Ended up removing the glove box to get a better look at things and the installer did an "interesting" job by:

Cutting the bullet connector off the power adaptor / low battery monitor and twisting + taping it to an 5A inline fuse instead of the 2A supplied with the hardwire kit.
This fuse and the rest of the hardwire kit was then supplied from the back of the fuse box by simply cutting in to the wiring harness(!) and twisting the wires together. It looks like they made some attempt at soldering the lot together at least.
The ground spade was connected to the metal tube that runs along the top of the dash but despite there being lots of existing screw points or places that a nut and bolt could have been used or it looks like they drilled a small hole for a self tapper.

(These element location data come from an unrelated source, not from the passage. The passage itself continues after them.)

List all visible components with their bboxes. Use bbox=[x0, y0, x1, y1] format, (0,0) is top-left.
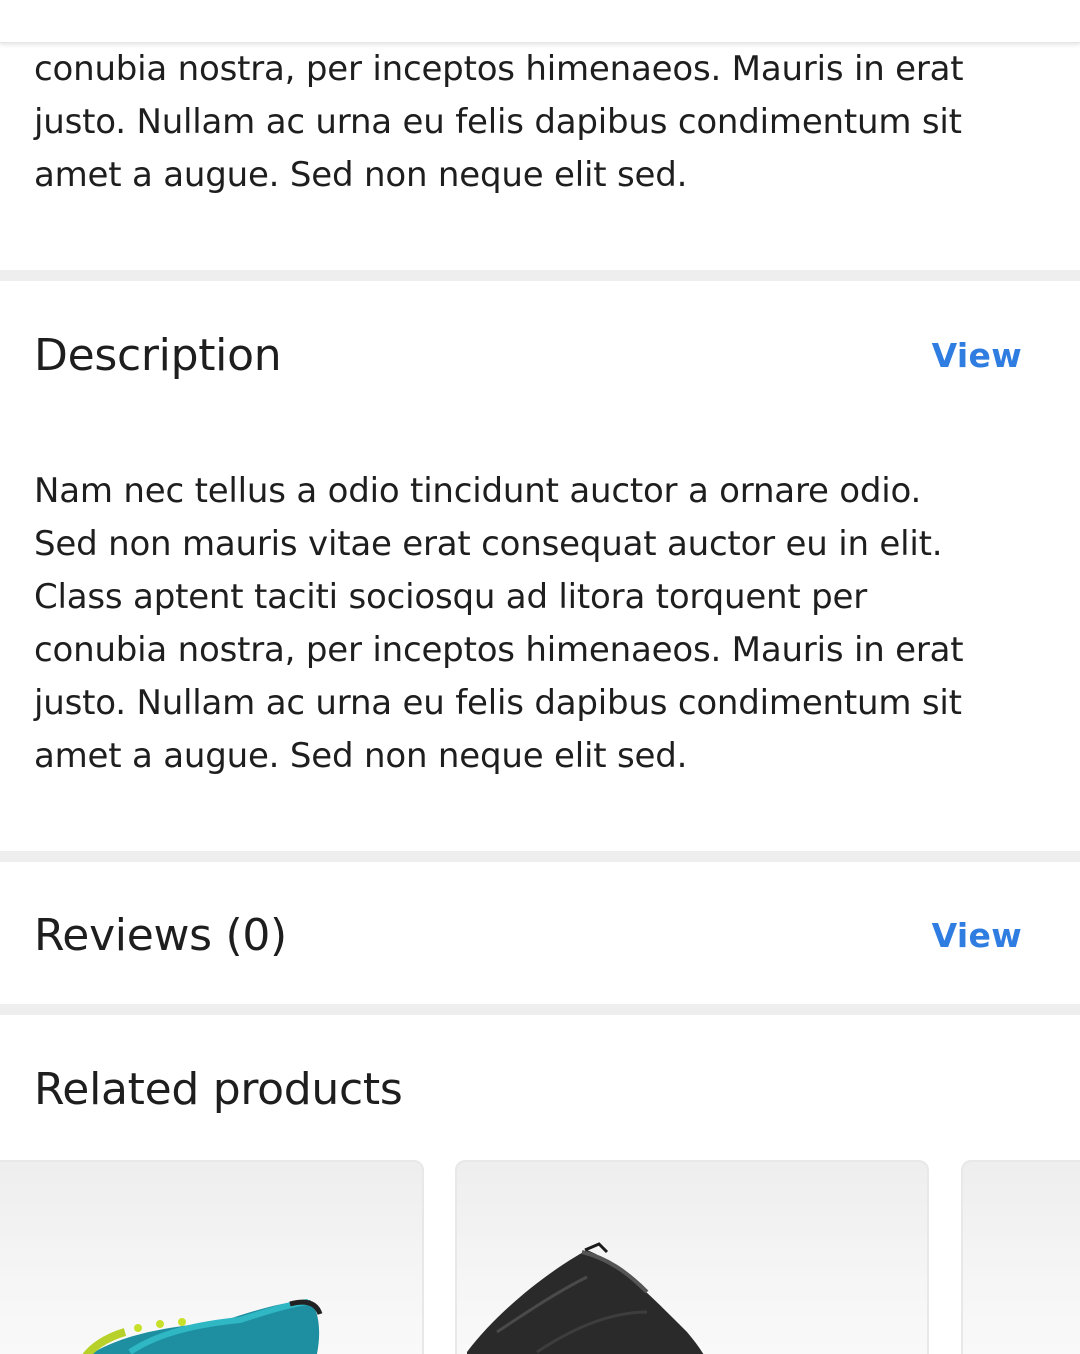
reviews-title: Reviews (0) bbox=[34, 910, 287, 961]
section-divider bbox=[0, 851, 1080, 862]
jeans-image bbox=[467, 1242, 704, 1354]
product-image bbox=[963, 1162, 1080, 1354]
related-product-card[interactable] bbox=[961, 1160, 1080, 1354]
description-title: Description bbox=[34, 330, 282, 381]
description-text: Nam nec tellus a odio tincidunt auctor a… bbox=[34, 471, 964, 776]
description-view-link[interactable]: View bbox=[932, 334, 1022, 378]
product-detail-page: conubia nostra, per inceptos himenaeos. … bbox=[0, 0, 1080, 1354]
sneaker-image bbox=[82, 1299, 323, 1354]
related-product-card[interactable] bbox=[455, 1160, 929, 1354]
reviews-view-link[interactable]: View bbox=[932, 914, 1022, 958]
related-product-card[interactable] bbox=[0, 1160, 424, 1354]
section-divider bbox=[0, 1004, 1080, 1015]
app-top-bar bbox=[0, 0, 1080, 43]
section-divider bbox=[0, 270, 1080, 281]
previous-section-text: conubia nostra, per inceptos himenaeos. … bbox=[34, 49, 964, 195]
related-products-title: Related products bbox=[34, 1064, 403, 1115]
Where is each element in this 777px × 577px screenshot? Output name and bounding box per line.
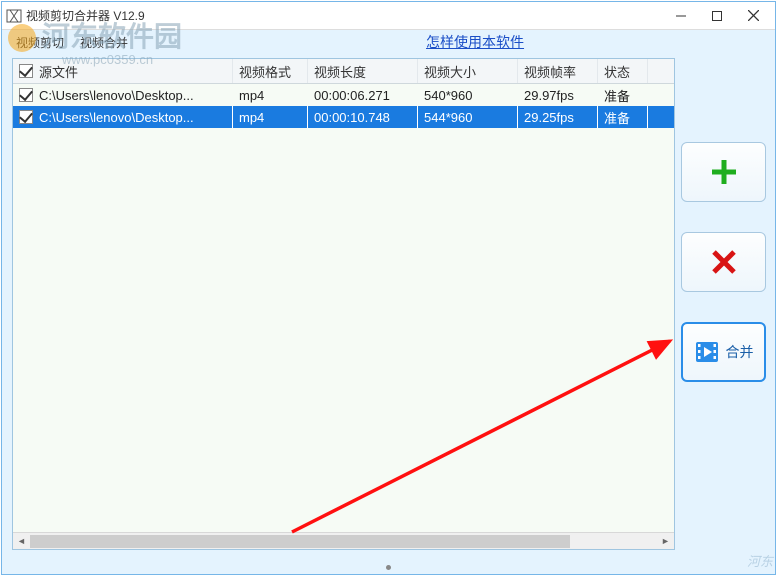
row-checkbox[interactable] [19,110,33,124]
window-title: 视频剪切合并器 V12.9 [26,7,663,24]
dot-icon [386,565,391,570]
cell-status: 准备 [598,84,648,106]
col-source-label: 源文件 [39,62,78,81]
scroll-left-button[interactable]: ◄ [13,533,30,549]
menu-video-cut[interactable]: 视频剪切 [8,31,72,54]
cell-length: 00:00:06.271 [308,84,418,106]
scroll-track[interactable] [30,533,657,549]
cell-length: 00:00:10.748 [308,106,418,128]
cell-format: mp4 [233,106,308,128]
row-checkbox[interactable] [19,88,33,102]
col-status[interactable]: 状态 [598,59,648,83]
col-length[interactable]: 视频长度 [308,59,418,83]
cell-source: C:\Users\lenovo\Desktop... [39,88,194,103]
titlebar: 视频剪切合并器 V12.9 [2,2,775,30]
app-window: 视频剪切合并器 V12.9 视频剪切 视频合并 怎样使用本软件 源文件 视频格式… [1,1,776,575]
film-icon [694,339,720,365]
add-button[interactable] [681,142,766,202]
plus-icon [709,157,739,187]
cell-size: 544*960 [418,106,518,128]
maximize-button[interactable] [699,2,735,30]
main-area: 源文件 视频格式 视频长度 视频大小 视频帧率 状态 C:\Users\leno… [12,58,675,550]
merge-button-label: 合并 [726,342,754,362]
col-size[interactable]: 视频大小 [418,59,518,83]
table-row[interactable]: C:\Users\lenovo\Desktop... mp4 00:00:06.… [13,84,674,106]
help-link[interactable]: 怎样使用本软件 [426,32,524,52]
menu-video-merge[interactable]: 视频合并 [72,31,136,54]
cell-source: C:\Users\lenovo\Desktop... [39,110,194,125]
cell-format: mp4 [233,84,308,106]
col-fps[interactable]: 视频帧率 [518,59,598,83]
cell-fps: 29.25fps [518,106,598,128]
table-row[interactable]: C:\Users\lenovo\Desktop... mp4 00:00:10.… [13,106,674,128]
remove-button[interactable] [681,232,766,292]
horizontal-scrollbar[interactable]: ◄ ► [13,532,674,549]
merge-button[interactable]: 合并 [681,322,766,382]
cell-status: 准备 [598,106,648,128]
scroll-right-button[interactable]: ► [657,533,674,549]
page-indicator [0,565,777,575]
menubar: 视频剪切 视频合并 怎样使用本软件 [2,30,775,54]
cell-fps: 29.97fps [518,84,598,106]
cell-size: 540*960 [418,84,518,106]
header-checkbox[interactable] [19,64,33,78]
table-header: 源文件 视频格式 视频长度 视频大小 视频帧率 状态 [13,59,674,84]
col-source[interactable]: 源文件 [13,59,233,83]
file-table: 源文件 视频格式 视频长度 视频大小 视频帧率 状态 C:\Users\leno… [12,58,675,550]
cross-icon [711,249,737,275]
minimize-button[interactable] [663,2,699,30]
table-body: C:\Users\lenovo\Desktop... mp4 00:00:06.… [13,84,674,532]
app-icon [6,8,22,24]
close-button[interactable] [735,2,771,30]
side-buttons: 合并 [681,142,766,382]
scroll-thumb[interactable] [30,535,570,548]
col-format[interactable]: 视频格式 [233,59,308,83]
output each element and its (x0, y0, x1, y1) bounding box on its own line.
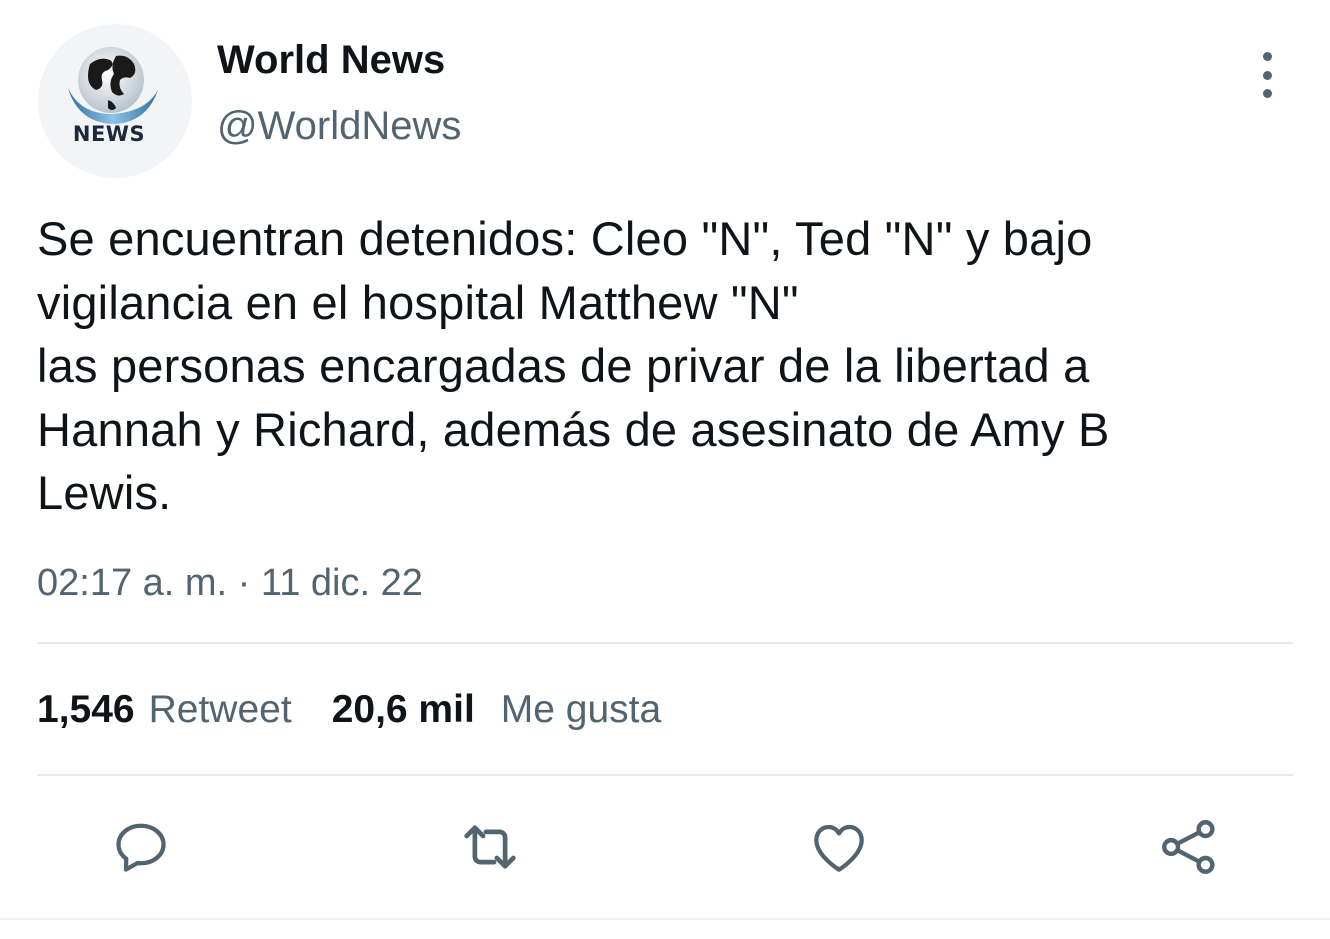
retweet-button[interactable] (455, 812, 525, 882)
more-dot (1262, 52, 1272, 61)
avatar[interactable]: NEWS (38, 24, 192, 178)
retweet-icon (464, 825, 516, 869)
divider (37, 774, 1293, 776)
more-dot (1262, 70, 1272, 80)
reply-icon (116, 823, 166, 872)
avatar-label: NEWS (72, 122, 146, 146)
reply-button[interactable] (106, 812, 176, 882)
more-vertical-icon[interactable] (1250, 52, 1284, 98)
tweet-timestamp[interactable]: 02:17 a. m. · 11 dic. 22 (37, 562, 423, 605)
share-icon (1162, 820, 1215, 874)
share-button[interactable] (1154, 812, 1224, 882)
like-icon (814, 824, 864, 872)
retweets-count[interactable]: 1,546 (37, 688, 135, 732)
globe-news-logo-icon (68, 47, 158, 124)
likes-count[interactable]: 20,6 mil (332, 688, 475, 732)
retweets-label[interactable]: Retweet (149, 688, 292, 732)
more-dot (1262, 89, 1272, 98)
divider (37, 642, 1293, 644)
bottom-divider (0, 918, 1330, 920)
tweet-text: Se encuentran detenidos: Cleo "N", Ted "… (37, 212, 1110, 519)
likes-label[interactable]: Me gusta (501, 688, 661, 732)
user-handle[interactable]: @WorldNews (217, 104, 461, 149)
display-name[interactable]: World News (217, 38, 445, 83)
like-button[interactable] (804, 812, 874, 882)
engagement-stats: 1,546 Retweet 20,6 mil Me gusta (37, 688, 661, 732)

So overall a quality job that cost them an extra £100 over the price of the camera :-(

After cutting the inline fuse off the messed about wire from the back of the fuse box was covered in a couple of layers of heat-shrink, its not pretty but better than using insulation tape.
As luck would have our car uses different sized fuses so I had a spare piggyback, didn't have any male bullet crimp connectors so removed the female from the piggyback and soldered them together.
The ground is now secured by an existing screw to same bracket that supports the fuse box.

End result is the camera connected to a permanent live using a 2A piggyback supplied from the trailer / tow bar (not fitted) fuse and can at last use the parking mode which was one of the main reasons they purchased the camera in the first place.